Example 1: A River Rock (pictured above)
These rocks:
- All completely unique, yet immediately recognizable as a river rock
- Of effectively infinite depth - the closer you look, the more there is to see.
- Multi-sensory
- Part of, and acted upon by their environment.
- Contain predictable error - we expect a pile of them to contain a piece of driftwood.
Example 2: An Internal Combustion Engine
- Built roughly identically, but errors in manufacturing combine with wear and tear to produce predictable error.
- Multi-sensory - conditions can be observed with all senses.
- Fails in diverse but predictable ways
- Not prone to catastrophic failure
Example 3: A Dog
- Acts on its environment with sentience and self-determination.
- Highly varied, within the constraints of patterns and errors.
- Multi-sensory - can be observed with all senses.
- Fails in diverse but predictable ways
- Not prone to catastrophic failure
- Infinite depth
Objects on screens will never be “real”. But they could imitate more of the attributes of life that give humans joy.
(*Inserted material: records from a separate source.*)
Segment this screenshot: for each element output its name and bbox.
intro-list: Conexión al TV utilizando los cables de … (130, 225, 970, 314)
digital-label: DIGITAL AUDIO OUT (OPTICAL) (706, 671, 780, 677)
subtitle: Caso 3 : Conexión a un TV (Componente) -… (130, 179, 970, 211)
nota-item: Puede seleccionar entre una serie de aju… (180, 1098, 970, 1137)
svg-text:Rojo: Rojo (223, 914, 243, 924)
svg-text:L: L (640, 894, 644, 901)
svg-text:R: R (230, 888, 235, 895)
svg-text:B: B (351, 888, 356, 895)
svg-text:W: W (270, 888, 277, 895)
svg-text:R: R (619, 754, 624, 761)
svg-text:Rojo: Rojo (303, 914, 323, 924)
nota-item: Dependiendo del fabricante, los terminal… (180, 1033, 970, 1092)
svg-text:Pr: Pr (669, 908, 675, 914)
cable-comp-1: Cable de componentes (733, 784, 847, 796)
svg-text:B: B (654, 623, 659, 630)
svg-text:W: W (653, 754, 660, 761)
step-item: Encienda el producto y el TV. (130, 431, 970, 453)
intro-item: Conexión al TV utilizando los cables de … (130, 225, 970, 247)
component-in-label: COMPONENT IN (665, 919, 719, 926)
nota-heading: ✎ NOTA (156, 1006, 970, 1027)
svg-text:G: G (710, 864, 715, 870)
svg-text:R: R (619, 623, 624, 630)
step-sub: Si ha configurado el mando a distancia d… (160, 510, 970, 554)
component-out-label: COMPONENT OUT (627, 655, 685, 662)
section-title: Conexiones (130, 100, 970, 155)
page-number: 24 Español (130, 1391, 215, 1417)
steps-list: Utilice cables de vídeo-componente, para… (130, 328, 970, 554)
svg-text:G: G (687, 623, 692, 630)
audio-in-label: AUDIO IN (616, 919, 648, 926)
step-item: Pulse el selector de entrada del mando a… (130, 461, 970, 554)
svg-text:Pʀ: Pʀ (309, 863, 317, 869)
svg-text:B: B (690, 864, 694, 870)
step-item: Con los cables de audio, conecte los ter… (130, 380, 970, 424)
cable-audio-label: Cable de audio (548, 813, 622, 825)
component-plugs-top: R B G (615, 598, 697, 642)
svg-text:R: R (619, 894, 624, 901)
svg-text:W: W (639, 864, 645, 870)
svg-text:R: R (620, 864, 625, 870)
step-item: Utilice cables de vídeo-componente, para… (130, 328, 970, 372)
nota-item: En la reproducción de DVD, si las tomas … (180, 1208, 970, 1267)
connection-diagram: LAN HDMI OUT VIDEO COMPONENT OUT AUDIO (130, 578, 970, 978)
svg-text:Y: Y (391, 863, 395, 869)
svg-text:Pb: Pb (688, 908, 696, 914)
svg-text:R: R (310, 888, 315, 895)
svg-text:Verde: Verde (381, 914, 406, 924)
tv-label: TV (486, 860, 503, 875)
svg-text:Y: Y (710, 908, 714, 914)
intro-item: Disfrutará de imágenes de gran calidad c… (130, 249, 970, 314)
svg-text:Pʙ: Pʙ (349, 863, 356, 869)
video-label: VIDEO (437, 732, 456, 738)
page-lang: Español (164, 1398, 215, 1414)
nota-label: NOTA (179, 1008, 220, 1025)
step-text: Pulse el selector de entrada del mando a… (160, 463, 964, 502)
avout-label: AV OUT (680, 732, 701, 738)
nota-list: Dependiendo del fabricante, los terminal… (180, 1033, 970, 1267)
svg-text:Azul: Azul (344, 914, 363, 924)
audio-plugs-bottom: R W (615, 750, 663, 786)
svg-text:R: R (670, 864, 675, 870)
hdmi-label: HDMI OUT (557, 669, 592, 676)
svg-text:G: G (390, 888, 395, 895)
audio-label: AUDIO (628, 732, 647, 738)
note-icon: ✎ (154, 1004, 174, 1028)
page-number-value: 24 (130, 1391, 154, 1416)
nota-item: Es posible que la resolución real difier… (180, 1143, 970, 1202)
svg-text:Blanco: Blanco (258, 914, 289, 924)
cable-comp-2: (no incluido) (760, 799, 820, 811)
Instead of aggressively pursuing consistency in the most literal sense, it’s time for design to begin pursuing predictable error and variation. The squares and rectangles that dominate our lives could become varied, textured, and adaptive to their environment.
This desire to push the boundaries of predictable error and break the cycle of boredom is what motivates Ecotone Labs. Our aim is explore these concepts in sound design and workflow. This does NOT mean aleatoric, generative, geometric, or other mathematical concepts applied in isolation - it means applying them in more organic and constrained ways than you’re accustomed to seeing. We eagerly anticipate your withering criticisms feedback about these ideas as we go!